Lyft, a "ridesharing" start-up, replaced Puppet with SaltStack as its infrastructure configuration management tool. Ansible was the other contender as Ryan Lane, a Lyft engineer, explains in his article. In the end, SaltStack came on top when Lyft considered each tool's ease of use, maturity, performance and the surrounding community.
Considering the ease of use, SaltStack had a steeper learning curve due to the documentation's organization and thouroughness. According to Ryan, Ansible's documentation is simpler to read for a newbie. However, when the code started to grow, SaltStack came on top. Breaking configuration files (playbooks in the case of Ansible, state definitions for SaltStack) highlighted some differences. Lyft's engineers found that SaltStack is more consistent when it comes to inputs, outputs and configuration. For instance, while Ansible uses different file formats (INI Files, YAML), SaltStack uses YAML everywhere. Loopings and conditionals are also done differently. Ansible embedded this logic in the DSL while SaltStack uses Jinja, a Python templating engine. Ryan and colleagues preferred the SaltStack approach. One other deciding element was the "excellent" Saltstack introspection capabilities.
When it comes to maturity, both Ansible and SaltStack were considered mature enough, with all the necessary features for Lyft's use cases. Ryan found that SaltStack is more feature rich though: it can output in different formats and to different locations; it can load pillars, in essence data structures, from different sources; if running as an agent it can fire local events via the reactor system.
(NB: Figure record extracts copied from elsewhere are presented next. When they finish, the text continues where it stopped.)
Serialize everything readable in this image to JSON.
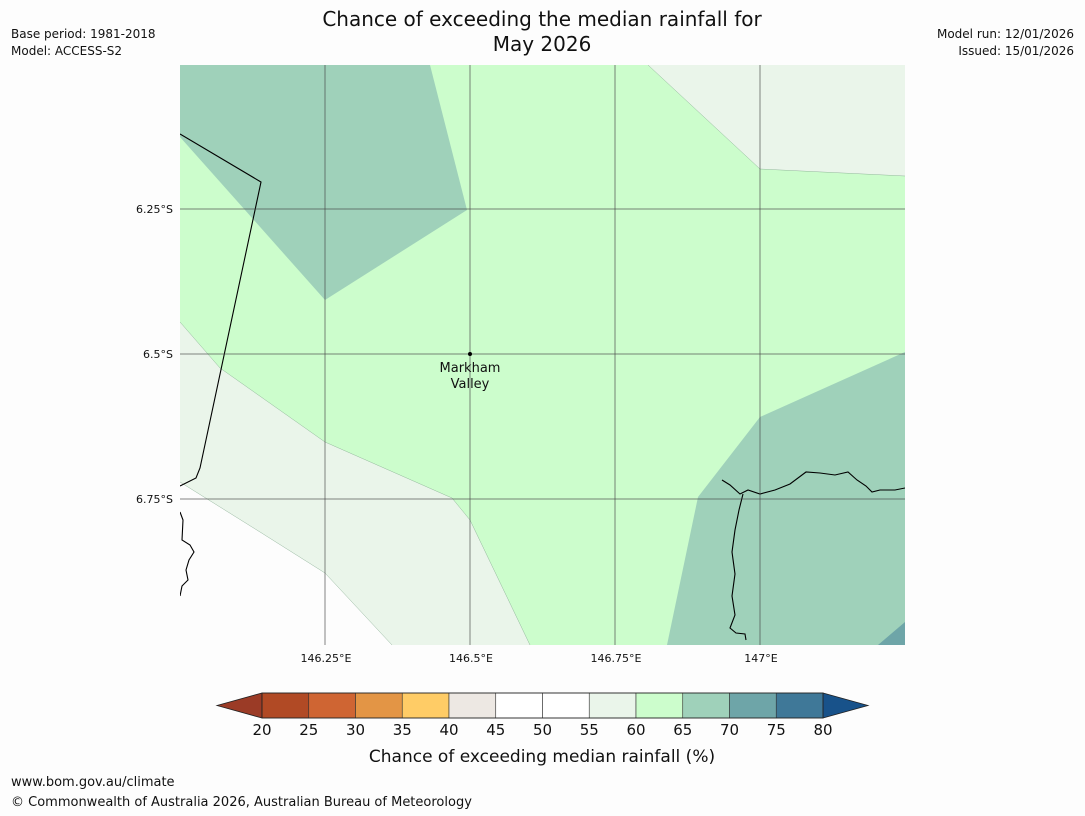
{
  "header": {
    "title_line1": "Chance of exceeding the median rainfall for",
    "title_line2": "May 2026",
    "base_period": "Base period: 1981-2018",
    "model": "Model: ACCESS-S2",
    "model_run": "Model run: 12/01/2026",
    "issued": "Issued: 15/01/2026"
  },
  "map": {
    "lat_labels": [
      "6.25°S",
      "6.5°S",
      "6.75°S"
    ],
    "lon_labels": [
      "146.25°E",
      "146.5°E",
      "146.75°E",
      "147°E"
    ],
    "place": {
      "name_line1": "Markham",
      "name_line2": "Valley"
    },
    "region_colors": {
      "c55_60": "#eaf5ea",
      "c60_65": "#ccfdcc",
      "c65_70": "#9fd1ba",
      "c70_75": "#6ea5a8"
    }
  },
  "colorbar": {
    "title": "Chance of exceeding median rainfall (%)",
    "ticks": [
      "20",
      "25",
      "30",
      "35",
      "40",
      "45",
      "50",
      "55",
      "60",
      "65",
      "70",
      "75",
      "80"
    ],
    "under_color": "#9b3b26",
    "over_color": "#18528a",
    "colors": [
      "#b14a25",
      "#cf6533",
      "#e39545",
      "#ffcc66",
      "#ede8e3",
      "#ffffff",
      "#ffffff",
      "#eaf5ea",
      "#ccfdcc",
      "#9fd1ba",
      "#6ea5a8",
      "#3f7898"
    ]
  },
  "footer": {
    "url": "www.bom.gov.au/climate",
    "copyright": "© Commonwealth of Australia 2026, Australian Bureau of Meteorology"
  }
}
Regarding performance in the context of Lyft's use cases SaltStack was faster, especially on no-change runs:
Salt:
- Full run: 12m 30s
- No change run: 15s
Ansible:
- Full run: 16m
- No change run: 2m
Ryan opened an issue at Ansible, since SaltStack was much faster in the same scenario, but the issue was closed. Over at Hacker News, Michael DeHaan, Ansible's creator, pointed to an article on performance tuning tips for Ansible, although it did not address Ryan's main complaint about the slowness of user-related operations.
On the tool's communities, Ryan and colleagues regard SaltStack as friendlier and more numerous. Ryan remarked that "Ansible is almost solely written by mpdehaan" but Michael DeHaan claims that Ansible "has 810 contributors at this point". Lyft's engineers also find that SaltStack is a friendlier, more helpful community and more receptive to feature requests. They were able to introduce more changes into SaltStack than on Ansible, though SaltStack is "sometimes less rigorous than they should be when it comes to accepting code (I’d like to see more code review)". This seems a matter of philosophy on project management, since Michael DeHaan wrote at Hacker News that "we do say no when we disagree. I think that's important. Filtering and testing makes a project what it is to a degree. "
The main reason to change the tool was Lyft's complex Puppet code base, with around 10000 lines of code. Since Lyft follows the "If you build it you run it" approach, the DevOps team felt the Puppet code base was not suitable to be used by the developers. In the end, both SaltStack and Ansible were able to reproduce the Puppet infrastructure with around 1000 lines of code. When asked about the possibility fo rewriting the Puppet code base from scratch, Ryan wrote:
A complete rewrite from scratch would have likely decreased the line count considerably and maybe the execution time as well (...). That said, I think a rewrite in Puppet would have taken me considerably longer.
Lyft had a few major requirements for the new tool. It should allow for a masterless architecture, as masters add "an unnecessary point of failure and sacrifices performance". The code should be read in sequential order, without any optimizations that broke this rule. The code should be simple, with few configuration management abstractions. The tool should support a design where crosscutting configurations (e.g.: monitoring) and service/application specific configurations can be stored in different repositories.
InfoQ ran an article series on infrastructure configuration management tools, where you can find an introduction to SaltStack and Ansible. We also did a virtual panel with real users from each of the major players in this space. It is interesting to note that the strong points that Ryan points out on each tool are also highlighted on the virtual panel.